A brief example. Let’s say 100 nodes are randomly selected to partake in the generation of the next random beacon value, and the threshold has been set to 51. This means that after 51 of the 100 randomly selected nodes have signed the message, the system will generate the next random beacon value for the entire network.
What’s amazing about this process is, it doesn’t matter which 51 of the 100 nodes sign the message, it will always produce the same random output, and this random output can always be verified of correctness. The random beacon output generated in our toy example is then used by the system to randomly select the next 100 nodes to generate the next random beacon value, ad infinitum. This is called the Threshold Relay.
Now that we have a trustless agreed upon method for generating randomness in the block chain, it’s a simple matter of using this random value to do various things on the block chain, such as selecting block makers, or a random subset of nodes for the random beacon generation of the next round (the 100 randomly selected nodes in our example).
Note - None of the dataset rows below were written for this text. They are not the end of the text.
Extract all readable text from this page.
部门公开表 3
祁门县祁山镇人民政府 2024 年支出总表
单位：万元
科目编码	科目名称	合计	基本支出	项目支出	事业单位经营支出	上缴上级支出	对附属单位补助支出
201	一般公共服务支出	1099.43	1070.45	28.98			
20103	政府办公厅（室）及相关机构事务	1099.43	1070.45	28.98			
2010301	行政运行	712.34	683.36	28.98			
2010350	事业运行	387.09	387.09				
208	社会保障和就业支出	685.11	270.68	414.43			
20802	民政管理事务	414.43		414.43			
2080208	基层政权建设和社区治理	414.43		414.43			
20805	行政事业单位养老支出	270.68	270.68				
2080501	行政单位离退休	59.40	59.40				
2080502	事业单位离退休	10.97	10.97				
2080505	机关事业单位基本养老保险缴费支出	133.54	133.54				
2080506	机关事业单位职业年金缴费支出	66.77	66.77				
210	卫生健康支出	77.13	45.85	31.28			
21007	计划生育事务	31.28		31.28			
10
But why does this matter? So we have a different way of selecting a “maintainer” of our repo, who cares? Well firstly, this is much more computationally, and therefore economically, efficient than proof of work. We’ve all heard the stories of Bitcoin mining using more power than Ireland. Message signing is a constant time operation, while proof of work is anything but constant. There are also claims of empty blocks being mined in the Ethereum block chain in order for the miner to get the block out in time and receive the block reward.
The threshold relay also allows for faster block speeds, as block time is simply a system parameter to be tweaked, rather than dependent on peculiarities of the crypto economics of proof of work (see the BCH “emergency” difficulty adjustment).
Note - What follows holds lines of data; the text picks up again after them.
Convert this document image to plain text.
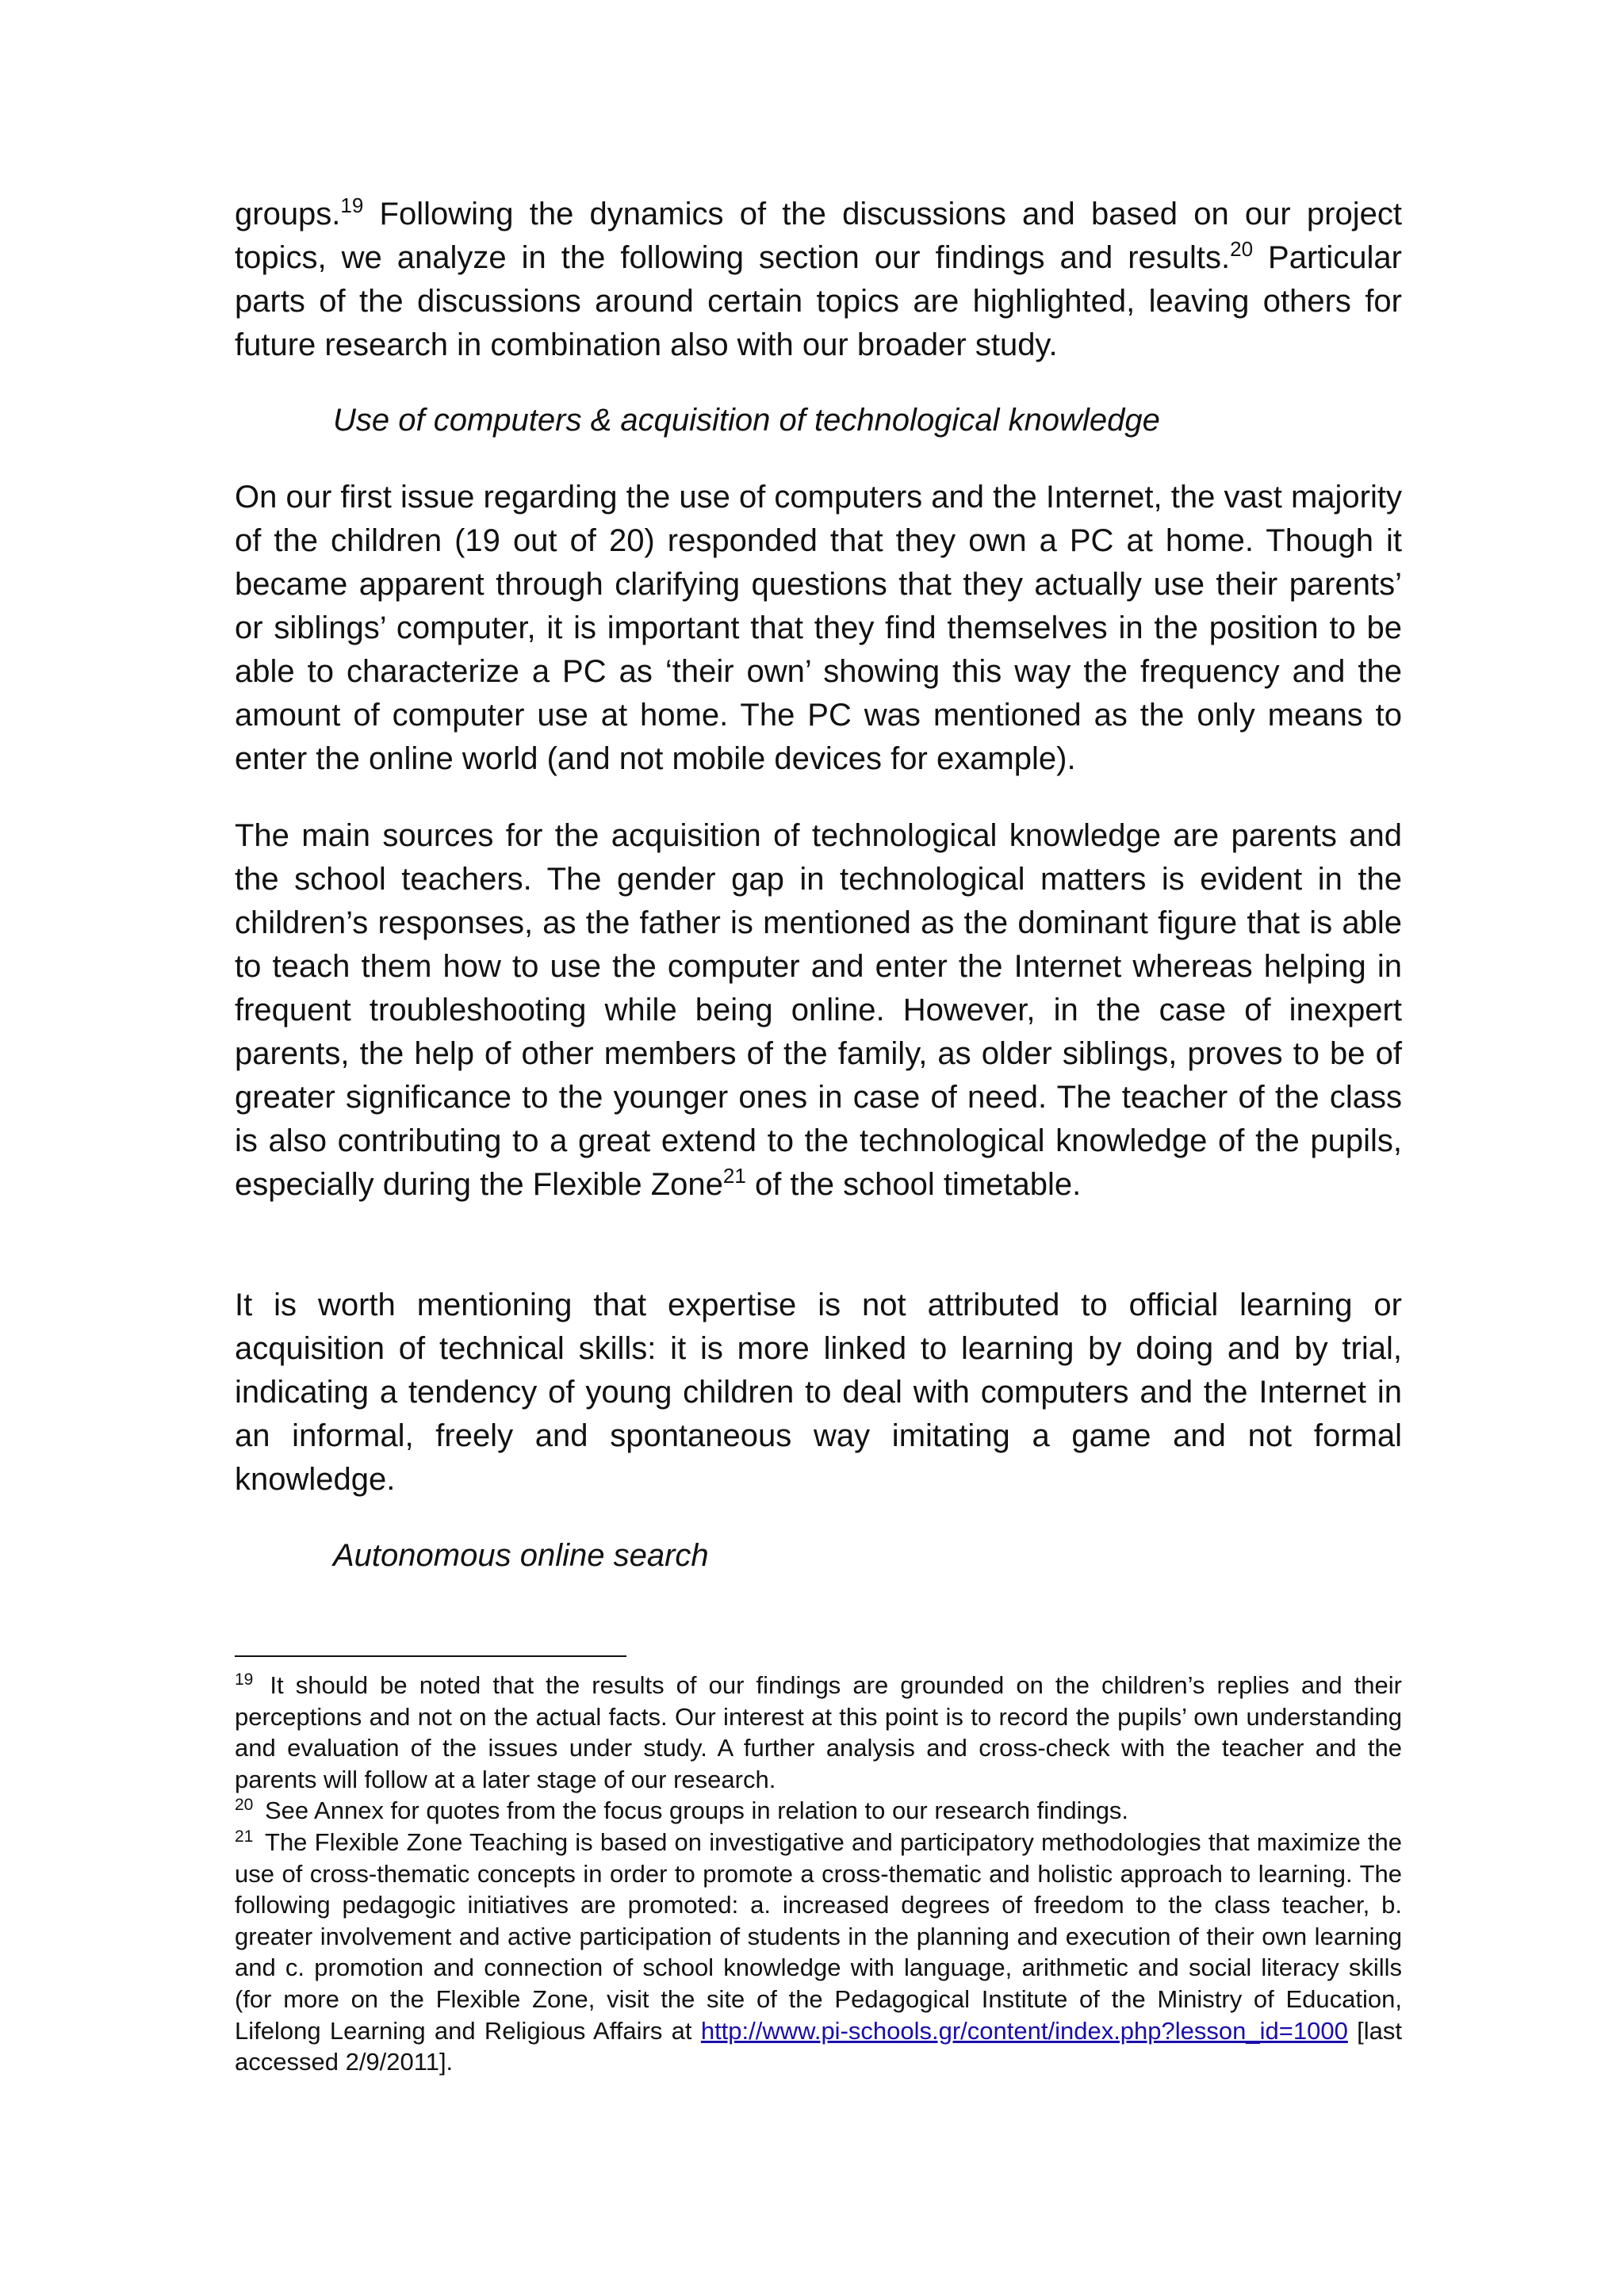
groups.$^{19}$ Following the dynamics of the discussions and based on our project topics, we analyze in the following section our findings and results.$^{20}$ Particular parts of the discussions around certain topics are highlighted, leaving others for future research in combination also with our broader study.

Use of computers & acquisition of technological knowledge

On our first issue regarding the use of computers and the Internet, the vast majority of the children (19 out of 20) responded that they own a PC at home. Though it became apparent through clarifying questions that they actually use their parents’ or siblings’ computer, it is important that they find themselves in the position to be able to characterize a PC as ‘their own’ showing this way the frequency and the amount of computer use at home. The PC was mentioned as the only means to enter the online world (and not mobile devices for example).

The main sources for the acquisition of technological knowledge are parents and the school teachers. The gender gap in technological matters is evident in the children’s responses, as the father is mentioned as the dominant figure that is able to teach them how to use the computer and enter the Internet whereas helping in frequent troubleshooting while being online. However, in the case of inexpert parents, the help of other members of the family, as older siblings, proves to be of greater significance to the younger ones in case of need. The teacher of the class is also contributing to a great extend to the technological knowledge of the pupils, especially during the Flexible Zone$^{21}$ of the school timetable.

It is worth mentioning that expertise is not attributed to official learning or acquisition of technical skills: it is more linked to learning by doing and by trial, indicating a tendency of young children to deal with computers and the Internet in an informal, freely and spontaneous way imitating a game and not formal knowledge.

Autonomous online search

$^{19}$ It should be noted that the results of our findings are grounded on the children’s replies and their perceptions and not on the actual facts. Our interest at this point is to record the pupils’ own understanding and evaluation of the issues under study. A further analysis and cross-check with the teacher and the parents will follow at a later stage of our research.

$^{20}$ See Annex for quotes from the focus groups in relation to our research findings.

$^{21}$ The Flexible Zone Teaching is based on investigative and participatory methodologies that maximize the use of cross-thematic concepts in order to promote a cross-thematic and holistic approach to learning. The following pedagogic initiatives are promoted: a. increased degrees of freedom to the class teacher, b. greater involvement and active participation of students in the planning and execution of their own learning and c. promotion and connection of school knowledge with language, arithmetic and social literacy skills (for more on the Flexible Zone, visit the site of the Pedagogical Institute of the Ministry of Education, Lifelong Learning and Religious Affairs at http://www.pi-schools.gr/content/index.php?lesson_id=1000 [last accessed 2/9/2011].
Perhaps most importantly, however, Dfinity has devised a way to achieve near instant finality using what they call notarizations. This is unheard of in block chain. Even if Ethereum manages to roll out proof of stake, it will still be hampered by lengthy finality times due to the fact that an adversary could theoretically hide a mined longer chain (this is why you have to wait for X transactions to be confirmed before your balance shows up in exchanges by the way). In Dfinity, this is not possible.
Note that this is an extremely simplistic view of the Dfinity protocol (I’ve left things like block notarization out). But I didn’t want to inundate readers with complex explanations and math proofs. I understand, however, that Dfinity must go through this pedantry in a white paper, particularly to defend the block speeds they’re claiming to achieve.
Given how important BLS and threshold signatures are to this protocol, I intend to add a second post teasing apart this cryptography in more detail, not only for my own benefit, but also my readers. Until then!
*Dfinity defines uniqueness in the whitepaper as: A signature scheme is called unique if for every message and every public key there is only one signature that validates successfully. This property applies to single signature schemes and threshold signature schemes alike.